Pick up any standard microeconomics textbook for undergraduates and you will meet a chapter explaining the theory of the firm. Readers will be introduced to issues like profit maximisation, marginal revenue, average costs and marginal costs, amongst other things.
Embedded in the theory is an explanation of "shutting down" and "existing" the market. The former is regarded as temporary closure, while the latter is permanent. Because of this distinction, the short-run decision (shutdown) and long-run decision (to exist the market) differ for the firm. If a firm shuts down, it loses all revenue from the sale of its product, but must still cover all fixed costs. Therefore, the firm will shut down if the revenue it would get from producing is less than its variable costs of production. The firm will only exit the market if total revenue from the sale of its product is less than the total cost of production (all costs).
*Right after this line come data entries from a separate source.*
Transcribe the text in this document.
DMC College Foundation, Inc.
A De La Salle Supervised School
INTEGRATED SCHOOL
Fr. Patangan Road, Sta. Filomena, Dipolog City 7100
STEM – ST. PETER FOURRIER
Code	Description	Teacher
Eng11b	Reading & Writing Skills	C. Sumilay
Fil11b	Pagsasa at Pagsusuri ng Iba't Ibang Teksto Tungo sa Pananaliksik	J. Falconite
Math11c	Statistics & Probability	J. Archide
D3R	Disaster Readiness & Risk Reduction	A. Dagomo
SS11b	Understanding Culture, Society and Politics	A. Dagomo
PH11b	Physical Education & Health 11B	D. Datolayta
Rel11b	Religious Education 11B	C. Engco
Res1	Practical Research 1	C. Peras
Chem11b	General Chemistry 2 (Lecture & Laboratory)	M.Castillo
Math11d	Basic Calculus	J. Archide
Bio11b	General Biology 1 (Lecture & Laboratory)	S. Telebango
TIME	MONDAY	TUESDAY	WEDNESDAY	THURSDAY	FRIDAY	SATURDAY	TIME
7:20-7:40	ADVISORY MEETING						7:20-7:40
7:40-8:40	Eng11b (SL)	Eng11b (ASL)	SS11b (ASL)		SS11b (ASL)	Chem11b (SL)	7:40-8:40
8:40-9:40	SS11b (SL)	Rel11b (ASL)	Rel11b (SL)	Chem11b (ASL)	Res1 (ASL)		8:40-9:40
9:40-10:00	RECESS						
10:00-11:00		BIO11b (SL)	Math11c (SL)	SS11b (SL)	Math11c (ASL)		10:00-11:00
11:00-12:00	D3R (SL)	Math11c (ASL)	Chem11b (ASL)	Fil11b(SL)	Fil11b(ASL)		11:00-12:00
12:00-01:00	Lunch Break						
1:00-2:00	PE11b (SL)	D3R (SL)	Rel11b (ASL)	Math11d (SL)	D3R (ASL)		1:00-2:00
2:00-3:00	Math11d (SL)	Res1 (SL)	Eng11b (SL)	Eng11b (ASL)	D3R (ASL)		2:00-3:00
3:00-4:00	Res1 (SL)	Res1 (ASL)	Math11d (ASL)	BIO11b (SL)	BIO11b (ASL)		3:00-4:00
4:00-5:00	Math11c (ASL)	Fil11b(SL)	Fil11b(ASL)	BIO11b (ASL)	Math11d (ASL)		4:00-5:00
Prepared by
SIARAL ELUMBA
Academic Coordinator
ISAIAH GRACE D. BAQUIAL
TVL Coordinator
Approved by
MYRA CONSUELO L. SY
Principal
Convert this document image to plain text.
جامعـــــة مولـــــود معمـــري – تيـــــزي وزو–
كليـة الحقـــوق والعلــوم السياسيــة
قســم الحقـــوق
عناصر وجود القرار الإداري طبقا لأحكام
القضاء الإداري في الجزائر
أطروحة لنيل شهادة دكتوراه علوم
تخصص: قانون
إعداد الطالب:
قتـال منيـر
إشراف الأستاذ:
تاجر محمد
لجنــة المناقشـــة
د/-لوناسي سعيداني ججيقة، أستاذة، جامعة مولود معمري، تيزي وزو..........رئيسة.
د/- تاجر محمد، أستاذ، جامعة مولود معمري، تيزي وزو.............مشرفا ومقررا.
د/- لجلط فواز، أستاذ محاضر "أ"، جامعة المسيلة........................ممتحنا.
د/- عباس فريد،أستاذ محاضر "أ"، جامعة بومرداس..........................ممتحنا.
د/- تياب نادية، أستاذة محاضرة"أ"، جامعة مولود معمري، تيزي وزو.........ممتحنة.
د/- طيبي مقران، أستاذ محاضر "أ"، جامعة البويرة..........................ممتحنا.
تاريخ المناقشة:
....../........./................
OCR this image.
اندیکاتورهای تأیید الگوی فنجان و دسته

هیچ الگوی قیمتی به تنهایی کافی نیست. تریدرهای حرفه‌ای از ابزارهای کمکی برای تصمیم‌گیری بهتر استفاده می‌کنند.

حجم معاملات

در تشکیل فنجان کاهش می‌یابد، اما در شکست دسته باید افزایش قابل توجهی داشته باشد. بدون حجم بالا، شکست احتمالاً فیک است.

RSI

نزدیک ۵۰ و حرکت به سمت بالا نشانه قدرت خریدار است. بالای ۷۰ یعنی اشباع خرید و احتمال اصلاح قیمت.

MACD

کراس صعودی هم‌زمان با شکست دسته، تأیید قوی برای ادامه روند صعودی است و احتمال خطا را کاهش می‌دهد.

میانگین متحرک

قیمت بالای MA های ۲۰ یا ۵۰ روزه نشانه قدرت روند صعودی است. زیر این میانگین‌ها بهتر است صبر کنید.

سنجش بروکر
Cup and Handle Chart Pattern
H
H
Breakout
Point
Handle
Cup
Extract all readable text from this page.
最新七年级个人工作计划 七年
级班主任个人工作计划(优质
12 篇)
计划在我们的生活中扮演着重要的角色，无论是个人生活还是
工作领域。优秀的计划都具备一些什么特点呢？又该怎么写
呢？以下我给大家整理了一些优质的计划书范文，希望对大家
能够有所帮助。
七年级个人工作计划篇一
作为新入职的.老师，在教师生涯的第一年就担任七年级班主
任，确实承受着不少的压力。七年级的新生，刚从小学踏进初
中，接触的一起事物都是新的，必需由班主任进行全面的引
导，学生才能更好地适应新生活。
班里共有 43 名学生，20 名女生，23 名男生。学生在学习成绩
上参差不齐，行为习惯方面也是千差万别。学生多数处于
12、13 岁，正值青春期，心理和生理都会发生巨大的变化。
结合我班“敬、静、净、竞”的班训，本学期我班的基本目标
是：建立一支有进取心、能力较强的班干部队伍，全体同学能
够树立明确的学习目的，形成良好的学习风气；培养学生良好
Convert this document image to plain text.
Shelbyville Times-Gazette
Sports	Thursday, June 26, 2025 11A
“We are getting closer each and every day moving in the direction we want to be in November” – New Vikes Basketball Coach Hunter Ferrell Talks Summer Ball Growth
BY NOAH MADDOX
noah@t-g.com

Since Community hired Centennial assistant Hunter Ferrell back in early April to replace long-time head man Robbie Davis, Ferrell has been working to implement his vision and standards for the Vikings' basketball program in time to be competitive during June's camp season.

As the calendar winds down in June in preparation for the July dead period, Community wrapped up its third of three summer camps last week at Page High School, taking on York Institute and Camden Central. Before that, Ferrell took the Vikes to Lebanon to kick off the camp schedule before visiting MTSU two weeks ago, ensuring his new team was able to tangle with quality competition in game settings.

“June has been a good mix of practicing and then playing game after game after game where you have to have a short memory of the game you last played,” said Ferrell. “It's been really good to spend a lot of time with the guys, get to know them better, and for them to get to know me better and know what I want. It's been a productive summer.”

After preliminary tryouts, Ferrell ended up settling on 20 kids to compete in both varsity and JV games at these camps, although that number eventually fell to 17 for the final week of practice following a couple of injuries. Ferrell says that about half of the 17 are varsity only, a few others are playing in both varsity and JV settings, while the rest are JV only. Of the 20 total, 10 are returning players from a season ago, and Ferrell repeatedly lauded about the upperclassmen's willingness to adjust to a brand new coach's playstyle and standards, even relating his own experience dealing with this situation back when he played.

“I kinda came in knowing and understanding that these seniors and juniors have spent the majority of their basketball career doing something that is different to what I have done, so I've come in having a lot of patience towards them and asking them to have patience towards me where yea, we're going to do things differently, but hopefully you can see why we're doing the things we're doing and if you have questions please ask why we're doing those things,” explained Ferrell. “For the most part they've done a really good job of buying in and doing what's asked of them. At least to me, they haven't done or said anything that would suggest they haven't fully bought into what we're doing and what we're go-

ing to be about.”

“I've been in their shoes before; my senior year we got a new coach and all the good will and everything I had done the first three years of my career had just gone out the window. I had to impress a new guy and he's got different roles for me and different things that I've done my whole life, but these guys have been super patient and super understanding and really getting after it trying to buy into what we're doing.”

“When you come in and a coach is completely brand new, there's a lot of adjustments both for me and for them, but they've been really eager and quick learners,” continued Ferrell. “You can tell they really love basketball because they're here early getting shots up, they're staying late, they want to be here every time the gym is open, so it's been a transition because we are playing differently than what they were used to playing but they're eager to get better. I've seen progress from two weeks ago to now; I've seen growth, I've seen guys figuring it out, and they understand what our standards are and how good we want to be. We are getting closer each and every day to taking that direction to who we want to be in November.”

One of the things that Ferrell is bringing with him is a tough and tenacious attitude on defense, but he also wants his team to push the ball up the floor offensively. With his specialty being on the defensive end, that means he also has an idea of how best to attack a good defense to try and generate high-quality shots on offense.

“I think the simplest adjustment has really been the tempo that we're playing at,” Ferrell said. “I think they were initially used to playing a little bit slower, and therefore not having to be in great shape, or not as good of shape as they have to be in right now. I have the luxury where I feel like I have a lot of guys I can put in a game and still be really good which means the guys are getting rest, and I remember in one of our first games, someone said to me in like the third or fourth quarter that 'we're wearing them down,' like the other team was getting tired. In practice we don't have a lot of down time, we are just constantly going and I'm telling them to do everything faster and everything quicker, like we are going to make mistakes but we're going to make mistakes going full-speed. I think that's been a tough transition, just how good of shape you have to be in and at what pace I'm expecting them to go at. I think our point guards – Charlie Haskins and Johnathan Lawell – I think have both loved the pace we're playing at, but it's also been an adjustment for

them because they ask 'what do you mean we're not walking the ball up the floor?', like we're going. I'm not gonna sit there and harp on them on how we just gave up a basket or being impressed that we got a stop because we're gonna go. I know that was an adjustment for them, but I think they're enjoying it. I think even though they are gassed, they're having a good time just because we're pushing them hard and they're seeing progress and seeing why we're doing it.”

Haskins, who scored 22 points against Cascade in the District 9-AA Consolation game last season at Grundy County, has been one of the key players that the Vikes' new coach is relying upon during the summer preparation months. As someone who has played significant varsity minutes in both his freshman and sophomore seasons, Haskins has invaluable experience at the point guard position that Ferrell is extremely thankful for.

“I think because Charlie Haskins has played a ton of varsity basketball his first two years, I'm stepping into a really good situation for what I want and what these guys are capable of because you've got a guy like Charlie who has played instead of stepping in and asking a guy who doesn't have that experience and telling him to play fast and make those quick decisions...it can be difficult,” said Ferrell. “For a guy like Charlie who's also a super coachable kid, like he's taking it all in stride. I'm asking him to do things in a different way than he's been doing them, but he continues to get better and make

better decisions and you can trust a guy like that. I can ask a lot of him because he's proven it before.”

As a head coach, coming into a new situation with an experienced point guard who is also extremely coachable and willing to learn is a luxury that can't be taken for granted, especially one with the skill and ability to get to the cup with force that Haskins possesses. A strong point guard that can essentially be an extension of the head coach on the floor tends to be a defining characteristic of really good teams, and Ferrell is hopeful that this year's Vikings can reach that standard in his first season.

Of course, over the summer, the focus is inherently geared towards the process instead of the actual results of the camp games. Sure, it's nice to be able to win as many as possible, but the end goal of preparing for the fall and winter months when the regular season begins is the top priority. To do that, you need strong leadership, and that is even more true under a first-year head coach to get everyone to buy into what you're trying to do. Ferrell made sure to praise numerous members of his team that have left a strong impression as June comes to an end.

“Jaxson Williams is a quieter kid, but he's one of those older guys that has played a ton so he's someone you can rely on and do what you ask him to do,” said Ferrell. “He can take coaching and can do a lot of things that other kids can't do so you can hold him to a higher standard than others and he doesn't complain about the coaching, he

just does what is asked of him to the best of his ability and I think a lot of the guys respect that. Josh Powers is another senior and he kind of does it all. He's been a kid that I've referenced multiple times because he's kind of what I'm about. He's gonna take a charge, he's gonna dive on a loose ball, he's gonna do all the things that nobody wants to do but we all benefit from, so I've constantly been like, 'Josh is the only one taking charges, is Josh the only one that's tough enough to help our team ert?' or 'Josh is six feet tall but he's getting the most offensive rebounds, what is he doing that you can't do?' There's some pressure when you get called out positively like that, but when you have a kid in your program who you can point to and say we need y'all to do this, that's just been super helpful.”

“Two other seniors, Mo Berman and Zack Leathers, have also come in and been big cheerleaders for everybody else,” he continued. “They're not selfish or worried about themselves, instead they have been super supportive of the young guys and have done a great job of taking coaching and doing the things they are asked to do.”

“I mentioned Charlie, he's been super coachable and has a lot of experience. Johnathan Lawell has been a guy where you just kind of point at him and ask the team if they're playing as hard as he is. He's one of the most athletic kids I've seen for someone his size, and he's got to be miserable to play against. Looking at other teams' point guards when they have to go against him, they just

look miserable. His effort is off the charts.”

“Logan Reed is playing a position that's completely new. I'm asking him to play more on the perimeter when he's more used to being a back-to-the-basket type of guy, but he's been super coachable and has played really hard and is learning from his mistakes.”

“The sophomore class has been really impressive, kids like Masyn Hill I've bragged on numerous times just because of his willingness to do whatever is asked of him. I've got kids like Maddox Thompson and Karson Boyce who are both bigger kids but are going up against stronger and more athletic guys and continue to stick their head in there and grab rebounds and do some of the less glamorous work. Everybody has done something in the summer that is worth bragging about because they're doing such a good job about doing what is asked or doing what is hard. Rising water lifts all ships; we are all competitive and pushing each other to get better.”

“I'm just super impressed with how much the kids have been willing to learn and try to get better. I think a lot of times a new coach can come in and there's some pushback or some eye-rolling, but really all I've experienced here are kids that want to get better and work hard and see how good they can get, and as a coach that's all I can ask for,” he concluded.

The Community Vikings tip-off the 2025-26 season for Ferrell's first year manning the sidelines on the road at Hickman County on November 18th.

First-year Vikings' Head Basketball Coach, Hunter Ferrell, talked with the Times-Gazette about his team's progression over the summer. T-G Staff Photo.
Sky Sports have a lovely insight to this today thanks to an interview with Tranmere chairman Mark Palios. Football clubs have essentially "shut down" in recent months - with no fans at games. The variable cost of fans (security, light, heat, insurance, health and safety, policing, etc.) have largely disappeared. However, the reopening of stadia will bring these costs back. The fixed costs never left e.g. player salaries.
Palios explains the problem this is for clubs.
"If you just come down the tiers to 2,000 fans [tier 2], our season tickets are 3,000. So actually cash-wise we are probably worse off because if we have fans in the ground, I know the costs would be about £10,000 to open up. We'd have all the gates open for social distancing, and all the turnstiles on. As a consequence of that, we wouldn't get anymore cash and we'd have to spend £10,000 a match. If it stayed like that, in the context of about a further 18 matches, it's nearly £200,000 of costs. And if you were allowed in 4,000, it's only for the extra 1,000 of general attendance [on top of 3,000 season ticket holders], but we'd still have the costs. It would be pretty minimal, with regards any excess for us."
A lovely illustration of fixed costs, variable costs and total revenue, and the problems facing clubs that rely on match-day income as their primary source of revenue.